The intial step in establishing a water power system is to measure the available power. This requires measuring the the flow and the head of your water source, noting seasonal extremes and averages.

Measuring the flow can be done in a number of ways. The most obvious, but not the easiest is to divert the whole water flow into a container of a known size, and measure how long it takes the flow to fill the container. Another method is to measure the speed of flow of the stream by observing a float on the surface and measuring the flow's crossection. The float should be observed over a straight, smooth section of the waterway on a day without much wind. The crossection measured and then scaled to account for "drag" on the river bottom ( a scaling factor of 0.8 for a smooth bottom and 0.6 for a rocky bottom is a good approximation).

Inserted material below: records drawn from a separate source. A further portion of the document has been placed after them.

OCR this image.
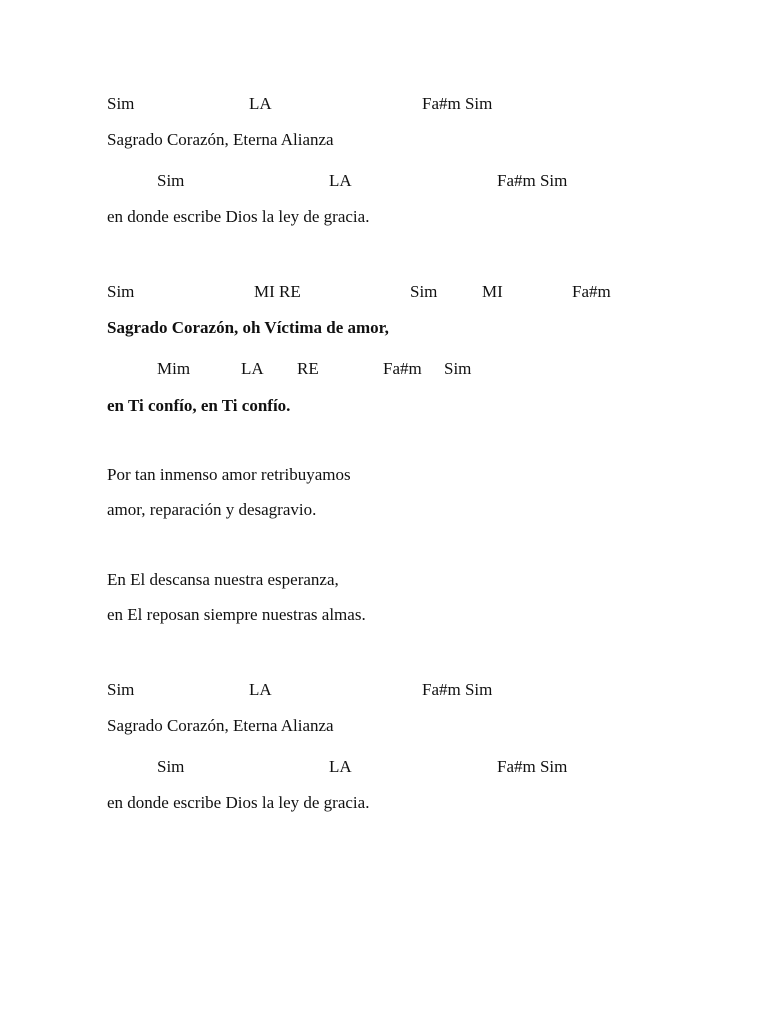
Sim	LA	Fa#m Sim
Sagrado Corazón, Eterna Alianza
Sim	LA	Fa#m Sim
en donde escribe Dios la ley de gracia.
Sim	MI RE	Sim	MI	Fa#m
Sagrado Corazón, oh Víctima de amor,
Mim	LA RE	Fa#m Sim
en Ti confío, en Ti confío.
Por tan inmenso amor retribuyamos
amor, reparación y desagravio.
En El descansa nuestra esperanza,
en El reposan siempre nuestras almas.
Sim	LA	Fa#m Sim
Sagrado Corazón, Eterna Alianza
Sim	LA	Fa#m Sim
en donde escribe Dios la ley de gracia.
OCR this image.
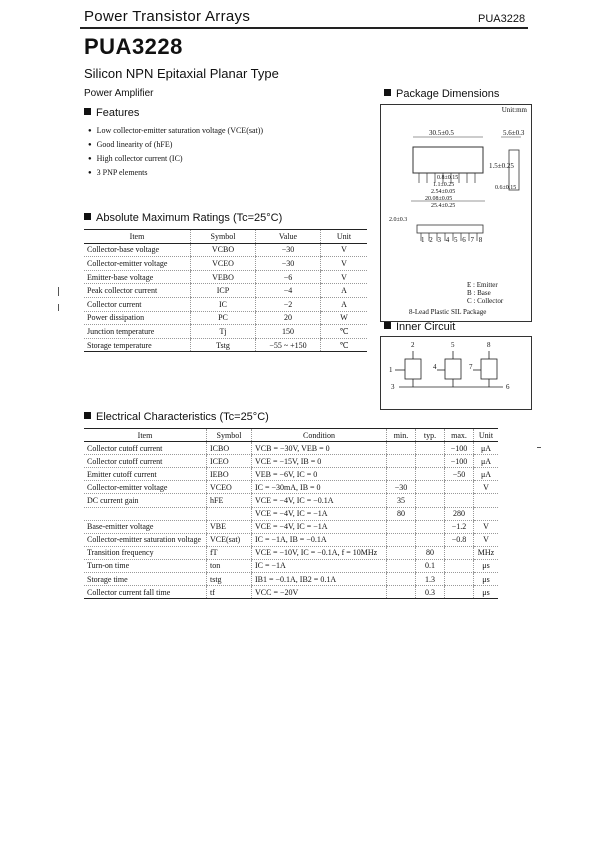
Power Transistor Arrays	PUA3228
PUA3228
Silicon NPN Epitaxial Planar Type
Power Amplifier
Features
● Low collector-emitter saturation voltage (VCE(sat))
● Good linearity of (hFE)
● High collector current (IC)
● 3 PNP elements
Absolute Maximum Ratings (Tc=25°C)
Item	Symbol	Value	Unit
Collector-base voltage	VCBO	−30	V
Collector-emitter voltage	VCEO	−30	V
Emitter-base voltage	VEBO	−6	V
Peak collector current	ICP	−4	A
Collector current	IC	−2	A
Power dissipation	PC	20	W
Junction temperature	Tj	150	℃
Storage temperature	Tstg	−55 ~ +150	℃
Package Dimensions
Unit:mm
30.5±0.5	5.6±0.3
1.5±0.25
0.8±0.15
1.1±0.25
2.54±0.05
0.6±0.15
20.08±0.05
25.4±0.25
2.0±0.3
1 2 3 4 5 6 7 8
E : Emitter
B : Base
C : Collector
8-Lead Plastic SIL Package
Inner Circuit
2	5	8
4	7
1
3	6
Electrical Characteristics (Tc=25°C)
Item	Symbol	Condition	min.	typ.	max.	Unit
Collector cutoff current	ICBO	VCB = −30V, VEB = 0			−100	μA
Collector cutoff current	ICEO	VCE = −15V, IB = 0			−100	μA
Emitter cutoff current	IEBO	VEB = −6V, IC = 0			−50	μA
Collector-emitter voltage	VCEO	IC = −30mA, IB = 0	−30			V
DC current gain	hFE	VCE = −4V, IC = −0.1A	35			
		VCE = −4V, IC = −1A	80		280	
Base-emitter voltage	VBE	VCE = −4V, IC = −1A			−1.2	V
Collector-emitter saturation voltage	VCE(sat)	IC = −1A, IB = −0.1A			−0.8	V
Transition frequency	fT	VCE = −10V, IC = −0.1A, f = 10MHz		80		MHz
Turn-on time	ton	IC = −1A		0.1		μs
Storage time	tstg	IB1 = −0.1A, IB2 = 0.1A		1.3		μs
Collector current fall time	tf	VCC = −20V		0.3		μs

The head is the height water falls from the headwater to the tailwater. Piping directing the water reduces the available pressure, or the head. PVC piping has very low friction, and even long sections of pipe will generally cause less than 8% loss of the head. Steel pipes in good condition will have about twice that loss.

Once the flow and head have been measured, it is then simple to calculate your available power. Power = Flow x Head x Efficiency / C Here, the effiency accounts for all non-idealities. There are losses in the head due to friction in the piping (described above). The wheels will covert the mechanical energies with less than 100% efficiencies; 65-80% effiencies are typical, dependant upon the exact type of you turbine. Belts and gear boxes all conribute losses of 3-10%. And your alternator will only convert the mechanical energy to electrical energy at about 80% effciency. C is a constant equal to 708 cfm ft / kW or 11.8 cu ft ft / sec kW or 102 l m / sec kW.

There are many different types of water wheels, each with it's own benefits and draw backs. You must both evaluate your resources and your needs to choose the proper wheel. Below, there are descriptions of a number of different types.

Overshot Wheel: This is the classic water wheel that naturally comes to mind. They require large heads (generally 6 feet or more) in order for the wheel to clear the tailwater, which is necessary for operation. But they are efficient,usually between 60-65%, and very simple to construct and repair. They have two main drawbacks. They are very bulky, and their slow rpm requires a lot of gearing to step up to what is required by the alternator.

Undershot Wheel: Similar looking to the overshot wheel, the water flows under this wheel. Similar to the overshot wheel, it is simple to construct and repair but it still requires gearing before the alternator. It's unique design allows it to work for heads down to one foot, but it's efficiency is a maximum of 25%.

Pelton Impulse Wheel: This wheel utilizes a large head and is up to 90% efficient. The water is taken from a high head and accelerated through a pipe to a narrow nozzle. This jet is then projected onto a wheel of buckets. The wheel itself can be of a compact design, and gearing is not required before the alternator.

Francis Turbine: The water is directed to the blades of the runner by guide vanes, which can also be used to regulate flow. The runner blades are then turned by the flaling water. This design works efficiently for heads of four feet and up. Efficiencies of up to 80% are possible.